Também tiro Reis para os amigos. É uma festa-surpresa. A
gente arruma os três Reis Magos, as pastorinhas, as ciganinhas, os convidados,
a orquestra, a porta-estandarte, o anjo que leva a coroa, combino com as
pessoas e levamos tudo, comida, bebida, presentes. Aí, a gente bate na porta da
casa de alguém, canta-se, canta-se, canta-se até a pessoa abrir a casa e é
festa até de manhã. O amigo não gasta nada e ainda se diverte.
Para quem você já fez?
A última foi para o Caetano, no apartamento dele do Leblon.
A Gal anda enfurnada nessa casa que ela comprou em Trancoso [vila no litoral da
Bahia], está mais do que preguiçosa de sair da beira do mar. Meus amigos
passaram a morar todos em apartamento, andam meio desanimados, precisam
levantar com essas coisas.
O que os amigos deram a você na festa dos 50 anos?

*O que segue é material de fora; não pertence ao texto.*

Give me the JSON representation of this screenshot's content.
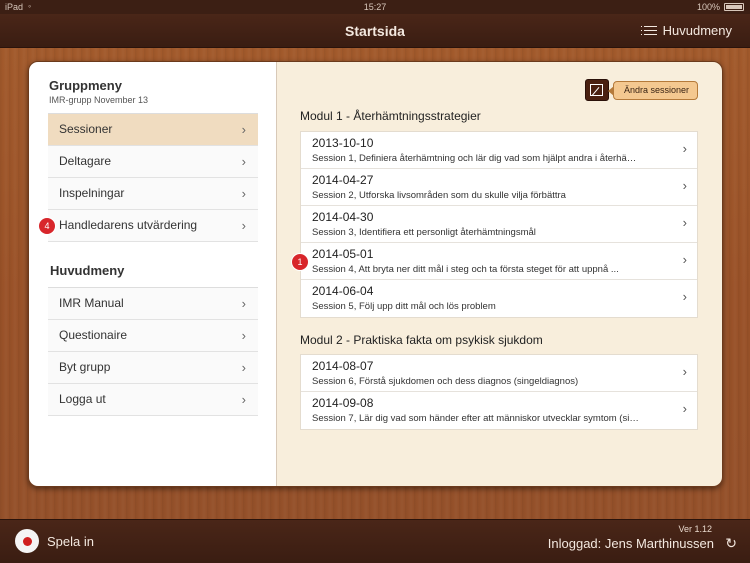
{
  "statusbar": {
    "carrier": "iPad",
    "time": "15:27",
    "battery": "100%"
  },
  "navbar": {
    "title": "Startsida",
    "menu_label": "Huvudmeny"
  },
  "left": {
    "group_title": "Gruppmeny",
    "group_subtitle": "IMR-grupp November 13",
    "group_items": [
      {
        "label": "Sessioner",
        "badge": ""
      },
      {
        "label": "Deltagare",
        "badge": ""
      },
      {
        "label": "Inspelningar",
        "badge": ""
      },
      {
        "label": "Handledarens utvärdering",
        "badge": "4"
      }
    ],
    "main_title": "Huvudmeny",
    "main_items": [
      {
        "label": "IMR Manual"
      },
      {
        "label": "Questionaire"
      },
      {
        "label": "Byt grupp"
      },
      {
        "label": "Logga ut"
      }
    ]
  },
  "right": {
    "edit_label": "Ändra sessioner",
    "modules": [
      {
        "title": "Modul 1 - Återhämtningsstrategier",
        "sessions": [
          {
            "date": "2013-10-10",
            "desc": "Session 1, Definiera återhämtning och lär dig vad som hjälpt andra i återhä…",
            "badge": ""
          },
          {
            "date": "2014-04-27",
            "desc": "Session 2, Utforska livsområden som du skulle vilja förbättra",
            "badge": ""
          },
          {
            "date": "2014-04-30",
            "desc": "Session 3, Identifiera ett personligt återhämtningsmål",
            "badge": ""
          },
          {
            "date": "2014-05-01",
            "desc": "Session 4, Att bryta ner ditt mål i steg och ta första steget för att uppnå ...",
            "badge": "1"
          },
          {
            "date": "2014-06-04",
            "desc": "Session 5, Följ upp ditt mål och lös problem",
            "badge": ""
          }
        ]
      },
      {
        "title": "Modul 2 - Praktiska fakta om psykisk sjukdom",
        "sessions": [
          {
            "date": "2014-08-07",
            "desc": "Session 6, Förstå sjukdomen och dess diagnos (singeldiagnos)",
            "badge": ""
          },
          {
            "date": "2014-09-08",
            "desc": "Session 7, Lär dig vad som händer efter att människor utvecklar symtom (si…",
            "badge": ""
          }
        ]
      }
    ]
  },
  "bottombar": {
    "record_label": "Spela in",
    "version": "Ver 1.12",
    "login": "Inloggad: Jens Marthinussen"
  },
  "icons": {
    "chevron": "chevron-right-icon",
    "menu": "list-menu-icon",
    "edit": "edit-icon",
    "record": "record-icon",
    "refresh": "refresh-icon"
  }
}
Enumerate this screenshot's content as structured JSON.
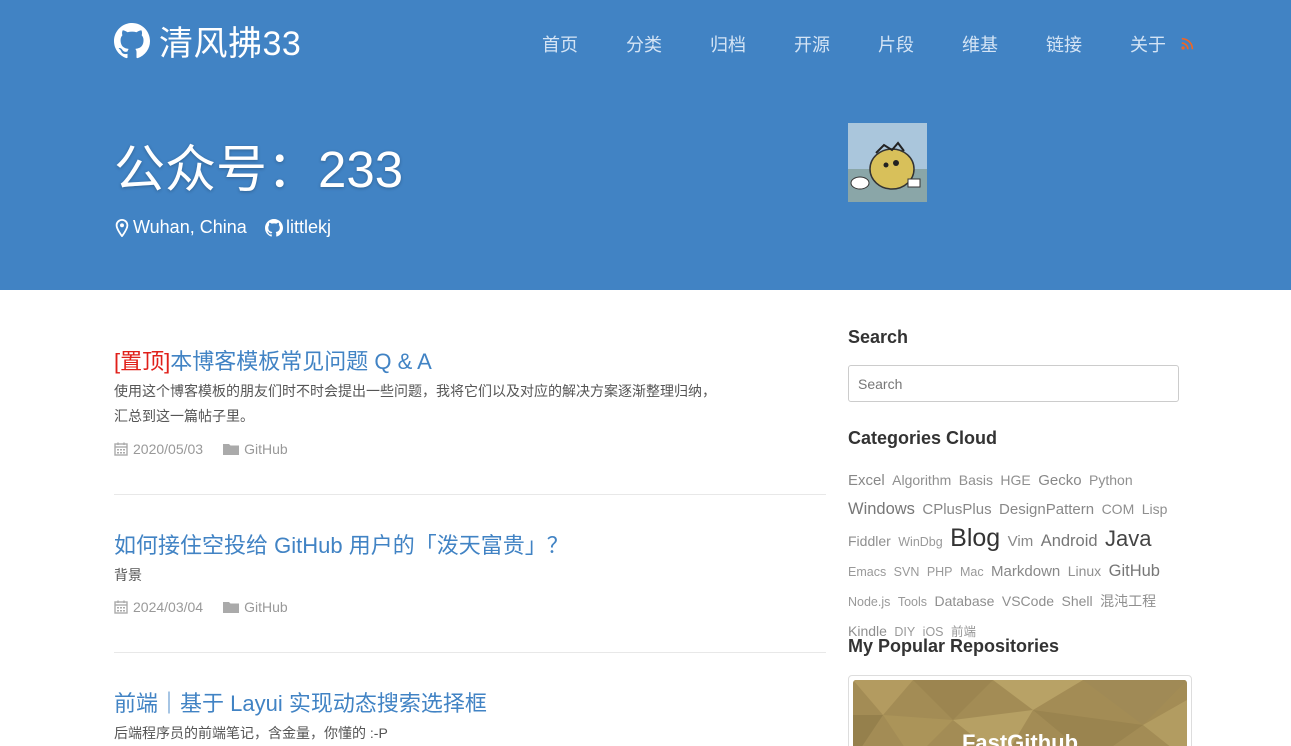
{
  "site": {
    "title": "清风拂33"
  },
  "nav": {
    "items": [
      "首页",
      "分类",
      "归档",
      "开源",
      "片段",
      "维基",
      "链接",
      "关于"
    ]
  },
  "hero": {
    "title": "公众号：233",
    "location": "Wuhan, China",
    "github": "littlekj"
  },
  "posts": [
    {
      "pin": "[置顶]",
      "title": "本博客模板常见问题 Q & A",
      "excerpt": "使用这个博客模板的朋友们时不时会提出一些问题，我将它们以及对应的解决方案逐渐整理归纳，汇总到这一篇帖子里。",
      "date": "2020/05/03",
      "category": "GitHub"
    },
    {
      "pin": "",
      "title": "如何接住空投给 GitHub 用户的「泼天富贵」？",
      "excerpt": "背景",
      "date": "2024/03/04",
      "category": "GitHub"
    },
    {
      "pin": "",
      "title": "前端｜基于 Layui 实现动态搜索选择框",
      "excerpt": "后端程序员的前端笔记，含金量，你懂的 :-P",
      "date": "",
      "category": ""
    }
  ],
  "sidebar": {
    "search_heading": "Search",
    "search_placeholder": "Search",
    "categories_heading": "Categories Cloud",
    "tags": [
      {
        "name": "Excel",
        "level": 2
      },
      {
        "name": "Algorithm",
        "level": 1
      },
      {
        "name": "Basis",
        "level": 1
      },
      {
        "name": "HGE",
        "level": 1
      },
      {
        "name": "Gecko",
        "level": 2
      },
      {
        "name": "Python",
        "level": 1
      },
      {
        "name": "Windows",
        "level": 3
      },
      {
        "name": "CPlusPlus",
        "level": 2
      },
      {
        "name": "DesignPattern",
        "level": 2
      },
      {
        "name": "COM",
        "level": 1
      },
      {
        "name": "Lisp",
        "level": 1
      },
      {
        "name": "Fiddler",
        "level": 1
      },
      {
        "name": "WinDbg",
        "level": 0
      },
      {
        "name": "Blog",
        "level": 6
      },
      {
        "name": "Vim",
        "level": 2
      },
      {
        "name": "Android",
        "level": 3
      },
      {
        "name": "Java",
        "level": 5
      },
      {
        "name": "Emacs",
        "level": 0
      },
      {
        "name": "SVN",
        "level": 0
      },
      {
        "name": "PHP",
        "level": 0
      },
      {
        "name": "Mac",
        "level": 0
      },
      {
        "name": "Markdown",
        "level": 2
      },
      {
        "name": "Linux",
        "level": 1
      },
      {
        "name": "GitHub",
        "level": 3
      },
      {
        "name": "Node.js",
        "level": 0
      },
      {
        "name": "Tools",
        "level": 0
      },
      {
        "name": "Database",
        "level": 1
      },
      {
        "name": "VSCode",
        "level": 1
      },
      {
        "name": "Shell",
        "level": 1
      },
      {
        "name": "混沌工程",
        "level": 1
      },
      {
        "name": "Kindle",
        "level": 1
      },
      {
        "name": "DIY",
        "level": 0
      },
      {
        "name": "iOS",
        "level": 0
      },
      {
        "name": "前端",
        "level": 0
      }
    ],
    "repos_heading": "My Popular Repositories",
    "repo_name": "FastGithub"
  },
  "colors": {
    "header_bg": "#4183c4",
    "link": "#4183c4",
    "pin": "#e0201a",
    "rss": "#f26522"
  },
  "icons": {
    "brand": "github-icon",
    "location": "location-pin-icon",
    "github": "github-icon",
    "date": "calendar-icon",
    "category": "folder-icon",
    "rss": "rss-icon"
  }
}
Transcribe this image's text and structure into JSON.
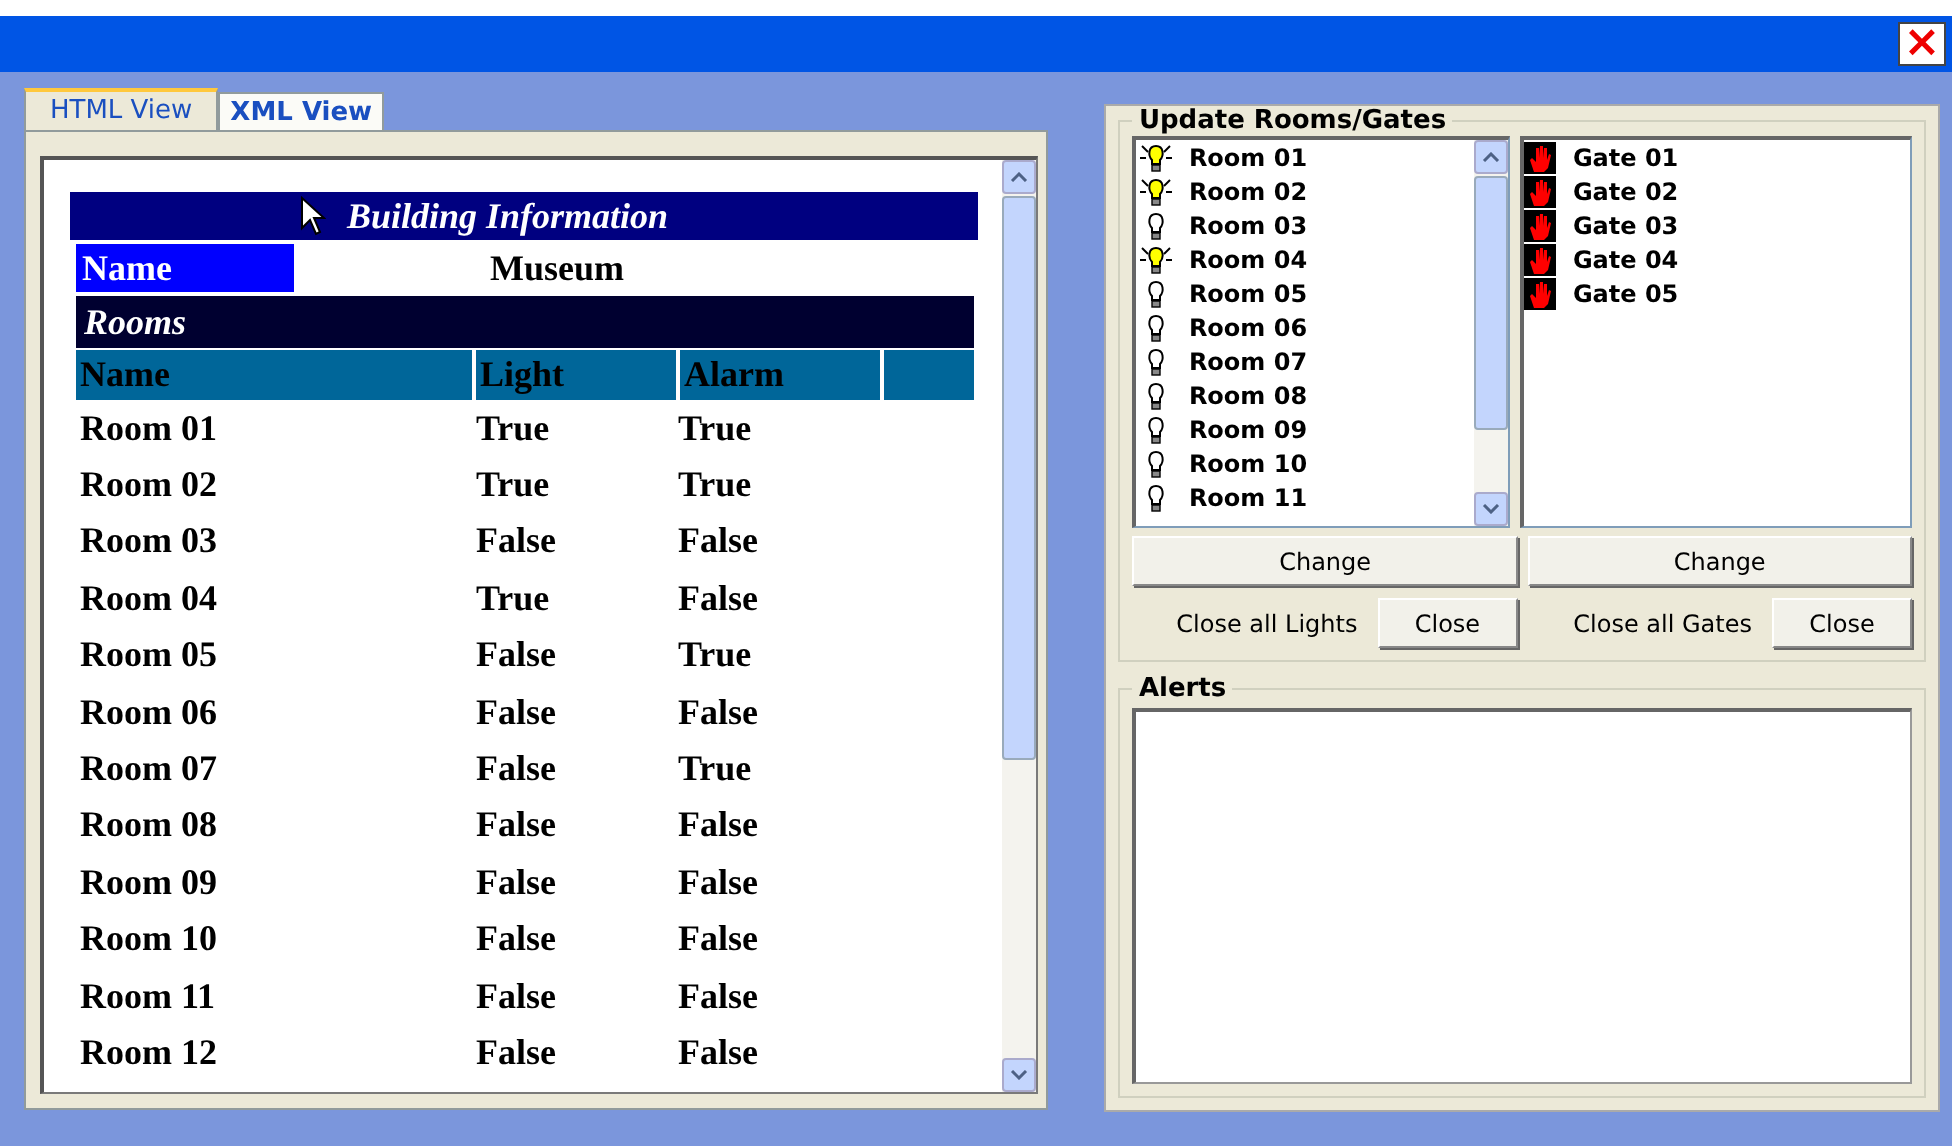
{
  "window": {
    "close_label": "×"
  },
  "tabs": [
    {
      "label": "HTML View",
      "selected": true
    },
    {
      "label": "XML View",
      "selected": false
    }
  ],
  "building": {
    "title": "Building Information",
    "name_label": "Name",
    "name_value": "Museum",
    "rooms_title": "Rooms",
    "columns": [
      "Name",
      "Light",
      "Alarm"
    ],
    "rows": [
      [
        "Room 01",
        "True",
        "True"
      ],
      [
        "Room 02",
        "True",
        "True"
      ],
      [
        "Room 03",
        "False",
        "False"
      ],
      [
        "Room 04",
        "True",
        "False"
      ],
      [
        "Room 05",
        "False",
        "True"
      ],
      [
        "Room 06",
        "False",
        "False"
      ],
      [
        "Room 07",
        "False",
        "True"
      ],
      [
        "Room 08",
        "False",
        "False"
      ],
      [
        "Room 09",
        "False",
        "False"
      ],
      [
        "Room 10",
        "False",
        "False"
      ],
      [
        "Room 11",
        "False",
        "False"
      ],
      [
        "Room 12",
        "False",
        "False"
      ]
    ]
  },
  "update": {
    "title": "Update Rooms/Gates",
    "rooms": [
      {
        "label": "Room 01",
        "lit": true
      },
      {
        "label": "Room 02",
        "lit": true
      },
      {
        "label": "Room 03",
        "lit": false
      },
      {
        "label": "Room 04",
        "lit": true
      },
      {
        "label": "Room 05",
        "lit": false
      },
      {
        "label": "Room 06",
        "lit": false
      },
      {
        "label": "Room 07",
        "lit": false
      },
      {
        "label": "Room 08",
        "lit": false
      },
      {
        "label": "Room 09",
        "lit": false
      },
      {
        "label": "Room 10",
        "lit": false
      },
      {
        "label": "Room 11",
        "lit": false
      }
    ],
    "gates": [
      "Gate 01",
      "Gate 02",
      "Gate 03",
      "Gate 04",
      "Gate 05"
    ],
    "change_rooms": "Change",
    "change_gates": "Change",
    "close_lights_label": "Close all Lights",
    "close_lights_button": "Close",
    "close_gates_label": "Close all Gates",
    "close_gates_button": "Close"
  },
  "alerts": {
    "title": "Alerts"
  }
}
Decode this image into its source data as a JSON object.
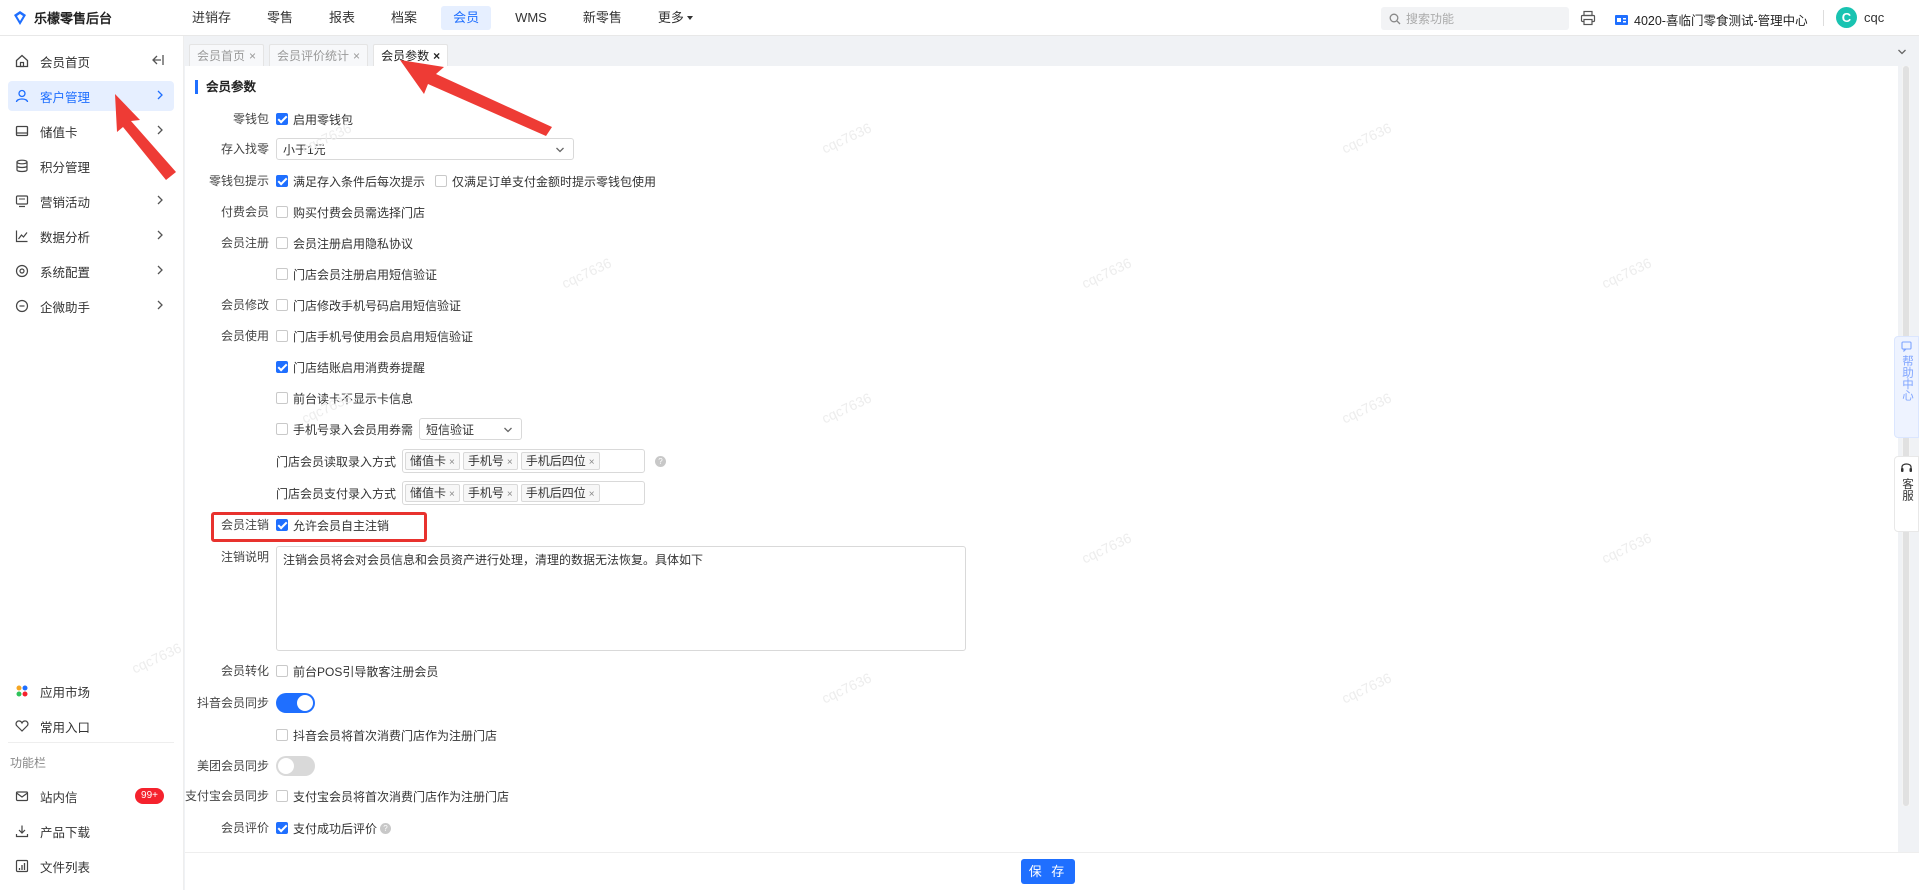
{
  "app": {
    "title": "乐檬零售后台"
  },
  "topnav": [
    "进销存",
    "零售",
    "报表",
    "档案",
    "会员",
    "WMS",
    "新零售",
    "更多"
  ],
  "topnav_active": "会员",
  "search": {
    "placeholder": "搜索功能"
  },
  "store": "4020-喜临门零食测试-管理中心",
  "user": {
    "avatar_letter": "C",
    "name": "cqc"
  },
  "sidebar": {
    "items": [
      {
        "label": "会员首页",
        "icon": "home-icon"
      },
      {
        "label": "客户管理",
        "icon": "user-icon"
      },
      {
        "label": "储值卡",
        "icon": "card-icon"
      },
      {
        "label": "积分管理",
        "icon": "database-icon"
      },
      {
        "label": "营销活动",
        "icon": "monitor-icon"
      },
      {
        "label": "数据分析",
        "icon": "chart-icon"
      },
      {
        "label": "系统配置",
        "icon": "settings-icon"
      },
      {
        "label": "企微助手",
        "icon": "chat-icon"
      }
    ],
    "bottom": [
      {
        "label": "应用市场",
        "icon": "apps-icon"
      },
      {
        "label": "常用入口",
        "icon": "heart-icon"
      }
    ],
    "section_label": "功能栏",
    "tools": [
      {
        "label": "站内信",
        "icon": "mail-icon",
        "badge": "99+"
      },
      {
        "label": "产品下载",
        "icon": "download-icon"
      },
      {
        "label": "文件列表",
        "icon": "file-list-icon"
      }
    ]
  },
  "tabs": [
    {
      "label": "会员首页"
    },
    {
      "label": "会员评价统计"
    },
    {
      "label": "会员参数"
    }
  ],
  "form": {
    "section_title": "会员参数",
    "wallet": {
      "label": "零钱包",
      "opt": "启用零钱包"
    },
    "deposit": {
      "label": "存入找零",
      "value": "小于1元"
    },
    "wallet_tip": {
      "label": "零钱包提示",
      "opt1": "满足存入条件后每次提示",
      "opt2": "仅满足订单支付金额时提示零钱包使用"
    },
    "paid_member": {
      "label": "付费会员",
      "opt": "购买付费会员需选择门店"
    },
    "register": {
      "label": "会员注册",
      "opt1": "会员注册启用隐私协议",
      "opt2": "门店会员注册启用短信验证"
    },
    "modify": {
      "label": "会员修改",
      "opt": "门店修改手机号码启用短信验证"
    },
    "usage": {
      "label": "会员使用",
      "opt1": "门店手机号使用会员启用短信验证",
      "opt2": "门店结账启用消费券提醒",
      "opt3": "前台读卡不显示卡信息",
      "opt4": "手机号录入会员用券需",
      "opt4_select": "短信验证"
    },
    "read_mode": {
      "label": "门店会员读取录入方式",
      "tags": [
        "储值卡",
        "手机号",
        "手机后四位"
      ]
    },
    "pay_mode": {
      "label": "门店会员支付录入方式",
      "tags": [
        "储值卡",
        "手机号",
        "手机后四位"
      ]
    },
    "cancel": {
      "label": "会员注销",
      "opt": "允许会员自主注销"
    },
    "cancel_desc": {
      "label": "注销说明",
      "text": "注销会员将会对会员信息和会员资产进行处理，清理的数据无法恢复。具体如下"
    },
    "convert": {
      "label": "会员转化",
      "opt": "前台POS引导散客注册会员"
    },
    "douyin": {
      "label": "抖音会员同步",
      "opt": "抖音会员将首次消费门店作为注册门店"
    },
    "meituan": {
      "label": "美团会员同步"
    },
    "alipay": {
      "label": "支付宝会员同步",
      "opt": "支付宝会员将首次消费门店作为注册门店"
    },
    "rating": {
      "label": "会员评价",
      "opt": "支付成功后评价"
    }
  },
  "save_label": "保 存",
  "float": {
    "help": "帮助中心",
    "kefu": "客服"
  },
  "watermark": "cqc7636",
  "colors": {
    "accent": "#1f6fff",
    "annotation": "#e8322e"
  }
}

[Risos.] Seguindo aquela linha que eu deveria animar meus
amigos [gargalhadas], pensei: eles precisam de uma injeção. Resolvi dar o
presente primeiro.
O que você deu?
Camisetas. Mandei imprimir várias. Numa, o título do
primeiro romance que li, O Coração é um Caçador Solitário [da falecida contista
americana Carson McCullers]. Noutra, o final de Chão de Estrelas, "Tu
pisavas nos astros..." com [o quadro] Noite Estrelada, de Van Gogh, que me
arrebata, ao fundo. Para o desenho da terceira, escolhi uma menina africana da
tribo gigante Kao com as mãos nas cadeiras, e por cima estampei a frase de um
cubano, que era tudo o que eu queria dizer aos 50 anos.
E o que é?
"Aprendi a não me entristecer com pouca coisa”.